Craig Breslow's lesson as Red Sox CBO is too little, too late after playoff loss

Wild Card Series - Boston Red Sox v New York Yankees - Game One
Wild Card Series - Boston Red Sox v New York Yankees - Game One | Maddie Malhotra/Boston Red Sox/GettyImages

The Boston Red Sox's return to October baseball was shorter than the club and its fans hoped. The Red Sox's offense couldn't produce enough to beat their rival New York Yankees in three games.

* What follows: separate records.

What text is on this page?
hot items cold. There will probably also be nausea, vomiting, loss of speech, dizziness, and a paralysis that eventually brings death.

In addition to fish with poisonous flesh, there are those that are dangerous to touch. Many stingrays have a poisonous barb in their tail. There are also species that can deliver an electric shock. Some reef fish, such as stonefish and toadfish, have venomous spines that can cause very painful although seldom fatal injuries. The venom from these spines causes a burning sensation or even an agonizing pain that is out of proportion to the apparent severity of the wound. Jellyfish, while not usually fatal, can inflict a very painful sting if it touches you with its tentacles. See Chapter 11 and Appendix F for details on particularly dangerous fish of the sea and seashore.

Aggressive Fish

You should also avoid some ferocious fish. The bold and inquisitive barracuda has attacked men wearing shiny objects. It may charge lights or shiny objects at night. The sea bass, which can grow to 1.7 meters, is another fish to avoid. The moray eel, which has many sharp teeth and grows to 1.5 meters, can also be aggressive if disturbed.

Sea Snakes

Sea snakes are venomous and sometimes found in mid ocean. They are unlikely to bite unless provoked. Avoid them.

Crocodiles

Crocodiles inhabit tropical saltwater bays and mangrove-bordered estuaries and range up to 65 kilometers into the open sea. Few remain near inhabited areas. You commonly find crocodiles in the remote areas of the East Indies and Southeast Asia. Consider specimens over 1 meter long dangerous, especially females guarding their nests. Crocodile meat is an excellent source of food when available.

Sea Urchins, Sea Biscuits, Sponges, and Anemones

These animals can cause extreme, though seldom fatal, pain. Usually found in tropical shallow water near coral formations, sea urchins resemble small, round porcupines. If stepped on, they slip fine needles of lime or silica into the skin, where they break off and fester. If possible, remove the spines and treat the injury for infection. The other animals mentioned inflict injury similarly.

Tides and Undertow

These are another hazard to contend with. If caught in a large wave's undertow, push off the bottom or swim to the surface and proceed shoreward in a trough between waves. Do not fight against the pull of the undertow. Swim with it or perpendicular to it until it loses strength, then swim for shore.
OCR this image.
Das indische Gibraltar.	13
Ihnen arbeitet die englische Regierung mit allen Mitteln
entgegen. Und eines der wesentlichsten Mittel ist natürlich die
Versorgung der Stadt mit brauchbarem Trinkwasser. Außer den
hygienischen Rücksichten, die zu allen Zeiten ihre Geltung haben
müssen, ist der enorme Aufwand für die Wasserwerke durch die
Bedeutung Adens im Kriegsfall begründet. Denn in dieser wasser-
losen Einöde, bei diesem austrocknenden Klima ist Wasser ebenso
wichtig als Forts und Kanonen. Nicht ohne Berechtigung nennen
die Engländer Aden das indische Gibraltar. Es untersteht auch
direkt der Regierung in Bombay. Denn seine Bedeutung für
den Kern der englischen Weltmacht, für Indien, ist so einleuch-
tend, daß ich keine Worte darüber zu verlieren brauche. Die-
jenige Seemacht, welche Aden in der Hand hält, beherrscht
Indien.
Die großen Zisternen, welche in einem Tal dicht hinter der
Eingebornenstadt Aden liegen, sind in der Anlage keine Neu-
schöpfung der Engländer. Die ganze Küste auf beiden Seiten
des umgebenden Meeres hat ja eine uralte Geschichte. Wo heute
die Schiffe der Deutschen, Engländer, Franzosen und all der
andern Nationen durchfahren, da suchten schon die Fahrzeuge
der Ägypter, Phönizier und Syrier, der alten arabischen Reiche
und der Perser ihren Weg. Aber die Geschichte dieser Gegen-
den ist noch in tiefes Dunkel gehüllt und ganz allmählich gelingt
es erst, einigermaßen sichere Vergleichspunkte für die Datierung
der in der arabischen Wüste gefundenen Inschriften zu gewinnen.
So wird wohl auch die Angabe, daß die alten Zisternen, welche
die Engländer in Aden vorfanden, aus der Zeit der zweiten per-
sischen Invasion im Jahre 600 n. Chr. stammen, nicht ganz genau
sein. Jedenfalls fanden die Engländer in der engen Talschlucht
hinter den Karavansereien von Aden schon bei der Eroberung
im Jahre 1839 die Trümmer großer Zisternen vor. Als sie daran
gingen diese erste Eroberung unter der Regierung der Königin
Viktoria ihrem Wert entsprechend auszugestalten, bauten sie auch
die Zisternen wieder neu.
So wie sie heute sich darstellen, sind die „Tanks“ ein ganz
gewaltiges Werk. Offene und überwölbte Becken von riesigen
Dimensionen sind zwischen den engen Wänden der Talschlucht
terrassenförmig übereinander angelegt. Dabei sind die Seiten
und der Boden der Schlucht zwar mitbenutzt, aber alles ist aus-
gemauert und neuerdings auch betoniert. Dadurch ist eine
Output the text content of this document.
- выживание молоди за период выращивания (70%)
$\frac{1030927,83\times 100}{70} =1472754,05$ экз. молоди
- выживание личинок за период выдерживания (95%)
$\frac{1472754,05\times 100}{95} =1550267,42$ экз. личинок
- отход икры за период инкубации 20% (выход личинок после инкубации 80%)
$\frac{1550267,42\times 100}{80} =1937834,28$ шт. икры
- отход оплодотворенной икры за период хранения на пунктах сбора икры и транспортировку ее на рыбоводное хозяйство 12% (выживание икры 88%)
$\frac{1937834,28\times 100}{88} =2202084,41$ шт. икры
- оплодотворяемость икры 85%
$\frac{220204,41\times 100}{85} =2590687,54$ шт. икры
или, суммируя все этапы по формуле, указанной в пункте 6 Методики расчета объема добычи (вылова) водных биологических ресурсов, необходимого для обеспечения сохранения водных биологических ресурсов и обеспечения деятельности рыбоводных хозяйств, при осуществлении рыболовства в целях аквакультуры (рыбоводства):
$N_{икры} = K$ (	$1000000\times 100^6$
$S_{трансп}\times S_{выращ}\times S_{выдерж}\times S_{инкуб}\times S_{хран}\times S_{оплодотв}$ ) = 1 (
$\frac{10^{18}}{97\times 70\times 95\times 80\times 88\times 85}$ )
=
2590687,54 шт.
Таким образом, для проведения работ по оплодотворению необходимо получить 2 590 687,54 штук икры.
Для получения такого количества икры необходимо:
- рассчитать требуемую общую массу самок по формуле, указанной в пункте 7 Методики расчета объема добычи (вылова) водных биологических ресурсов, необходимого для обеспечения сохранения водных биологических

The Yankees didn't show it well in the Wild Card series, but they were the best slugging team in the regular season with a .455 team slugging percentage and a league-leading 274 homers, 30 more than the second place team hit. Anthony Volpe and Ben Rice were the only two Yankees to homer in the Wild Card series, but they're capable of much more damage. In his end-of-season press conference, Red Sox chief baseball officer Craig Breslow acknowledged that the teams that remained in the playoffs after their elimination could slug at a higher clip than them.

If only the Red Sox had a lefty slugger who can handle velocity in their lineup. It'd be even better if he was known for crushing the Yankees, in particular.

Also at the end-of-season presser, a reporter asked Breslow what he learned from his second year as CBO and from his experience with the Rafael Devers trade. His answer is upsetting given Boston's recent playoff elimination.

"I learned a lot about the value of building relationships and having clear communication and spending time with the coaching staff and spending time with the players and certainly with Alex [Cora] and having honest conversations, uncomfortable as they may be at times," Breslow said.

Craig Breslow's lesson from the Rafael Devers trade came too late to help Red Sox in 2025

The lead-up to the Devers trade is well established, and there's blame to be shared by both parties, being Devers and Red Sox management. Regardless of the causes and potential clubhouse drama surrounding the Devers trade, Boston had a gap in its lineup without him on the team, which was larely covered by Roman Anthony's call-up. Without Anthony, it would be hard to argue that the Red Sox were a better team without Devers, as Breslow claimed they could be in the press conference following the shocking trade.

Devers was on the way to the best offensive season of his career before Boston shipped him to San Francisco. He slashed .272/.401/.504 with a .905 OPS, 18 doubles, 15 homers, 76 strikeouts and 56 walks over 73 games with the Red Sox. His production starkly decreased in his 90 games with the Giants (.236/.347/.460), which easily could've been caused by the sudden uprooting of his life, or it could've been a vicious slump that would've affected him had he stayed with the Red Sox.

Yankees fans were thrilled after the Devers trade, and Breslow gave them the ultimate gift by trading away their No. 1 killer since David Ortiz, arguably the clutchest hitter in the history of the franchise. The past is the past and Devers is long gone, but the Devers-shaped hole that New York exposed in the Red Sox's lineup can't be ignored.

Breslow showed that he and Red Sox management at least know what they did wrong before they broke a 10-year commitment to a potential franchise player. Again, Devers isn't free from blame here, but the Red Sox clearly needed him more than he needed them, and it showed in their slugging struggles.